Meditatie juni 2025

Hoop

Geloof, hoop en liefde. Het zijn drie begrippen die net zo moeilijk los van elkaar zijn te zien als Vader, Zoon en Geest. Van die drie begrippen vind ik ‘hoop’ wel de moeilijkste in het huidige tijdsgewricht. Hoe houd je anno 2025 in vredesnaam hoop?
“Ik denk er maar niet te veel over na” zei één van mijn kinderen laatst. Ze bedoelde de hele toestand in de wereld, die zo moedeloos- makend is. Machthebbers die doen alsof mensenlevens niets waard zijn, brandhaarden, oorlogen, haat, onverschilligheid… Een poos later zei iemand anders: “ik geloof er niet in, dat er ooit wereldwijde vrede zal zijn.” Zelf heb ik met dat laatste ook vaak moeite, en toch. Toch wil ik blijven geloven, hopen, tegen de klippen op, dat het eens beter wordt. Dat de zachte krachten zullen winnen. Maar hoe dan, hoe voorkom je dat je lamgeslagen en gedeprimeerd in een hoekje gaat zitten?


We hebben een cirkel van betrokkenheid en een cirkel van invloed. Die cirkel van betrokkenheid is (bij mij in ieder geval) veel groter dan de cirkel van invloed. Beelden van over de hele wereld staan op ons netvlies gebrand. Het is pijnlijk te moeten constateren dat we bitter weinig invloed hebben op veel situaties. Het gevaar ligt op de loer om dan maar te denken dat we niets anders kunnen dan er maar niet te veel aan te denken. Maar de cirkel van invloed is er toch ook, en die is groter dan wij soms geneigd zijn te denken.

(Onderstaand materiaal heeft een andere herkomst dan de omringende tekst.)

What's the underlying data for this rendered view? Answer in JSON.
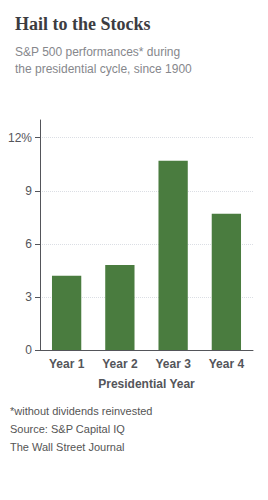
{
  "chart_data": {
    "type": "bar",
    "title": "Hail to the Stocks",
    "subtitle": "S&P 500 performances* during\nthe presidential cycle, since 1900",
    "categories": [
      "Year 1",
      "Year 2",
      "Year 3",
      "Year 4"
    ],
    "values": [
      4.2,
      4.8,
      10.7,
      7.7
    ],
    "color": "#4a7c3f",
    "xlabel": "Presidential Year",
    "ylim": [
      0,
      13
    ],
    "yticks": [
      0,
      3,
      6,
      9,
      {
        "value": 12,
        "label": "12%"
      }
    ],
    "grid": true,
    "annotations": [
      "*without dividends reinvested",
      "Source: S&P Capital IQ",
      "The Wall Street Journal"
    ]
  }
}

Laten we dat woord ‘hoop’ eens nader bekijken. Hoop wordt vaak als synoniem van optimisme beschouwd, maar het is nuttig om een onderscheid tussen die twee woorden te maken. Optimisme is de passieve overtuiging dat het wel goed komt. Als je optimistisch bent verwacht je een goede afloop. In die verwachting kun je teleurgesteld worden en dat slaat lam. Een goede afloop, die hebben wij als individuen niet in de hand.

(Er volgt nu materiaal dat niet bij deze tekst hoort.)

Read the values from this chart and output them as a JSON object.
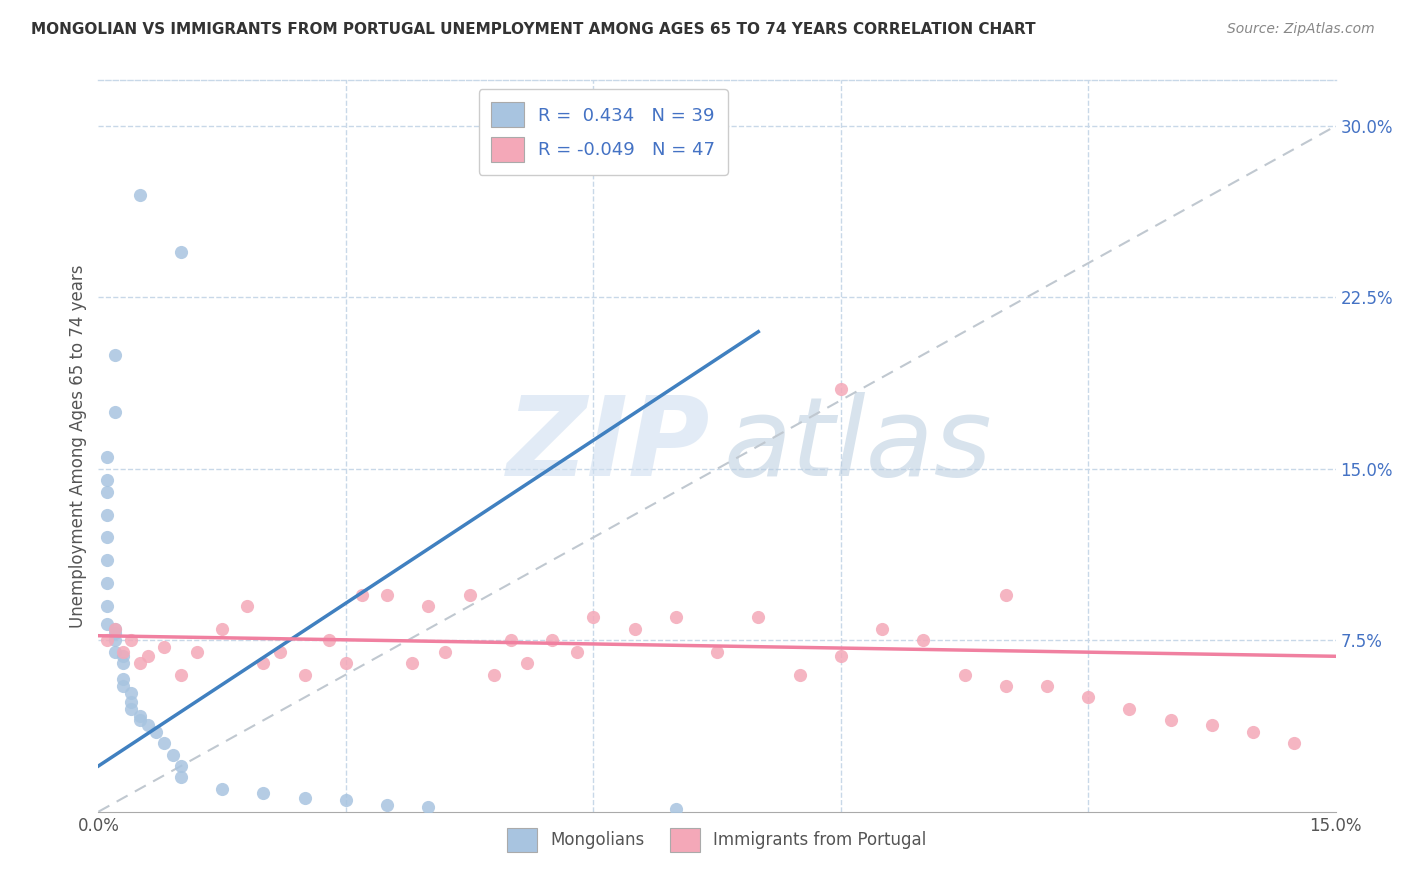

Hoop is iets anders. Hoop is het vertrouwen dat datgene wat je doet van belang is, omdat het goed is. Hoop houdt in: “Ik weet dat het kwaad bestaat, ik weet dat er dingen misgaan, maar toch zet ik me met al mijn vezels in voor wat ik geloof dat goed en waar en rechtvaardig is” (Mpho Tutu van Furth). En dán heb je opeens iets in handen waar je wèl wat mee kunt: vóór alles trouw zijn aan je geloof, dat is (onder andere) de vreemdeling verwelkomen en zorgdragen voor de schepping. Dat alles binnen je eigen cirkel van invloed, maar toch. Hoop is blijven kiezen voor het goede, zelfs als je geen idee hebt of het zal helpen. Hoop is handelen op basis van de overtuiging dat dat wat je doet betekenis heeft, ongeacht of het iets oplost. Hoop is een gerichtheid van de geest, een

gerichtheid op Gods bedoeling met de mensheid, met de wereld. Niet dat dat altijd gemakkelijk is, soms slaat de wanhoop toe. Je voelt de hoop niet meer. Maar zij blijft wel aanwezig; in het feit dat we doorgaan, in het feit dat de hopeloosheid pijn doet, in het feit dat we blijven geloven en liefhebben. Charles Péguy schreef er het gedicht Het kleine meisje hoop over, dat op pagina 6 is te lezen.


De wereld redden kunnen we niet. Maar dat meisje van de hoop komen we vast af en toe tegen, en we kunnen ervoor zorgen dat anderen haar zo nu en dan zien.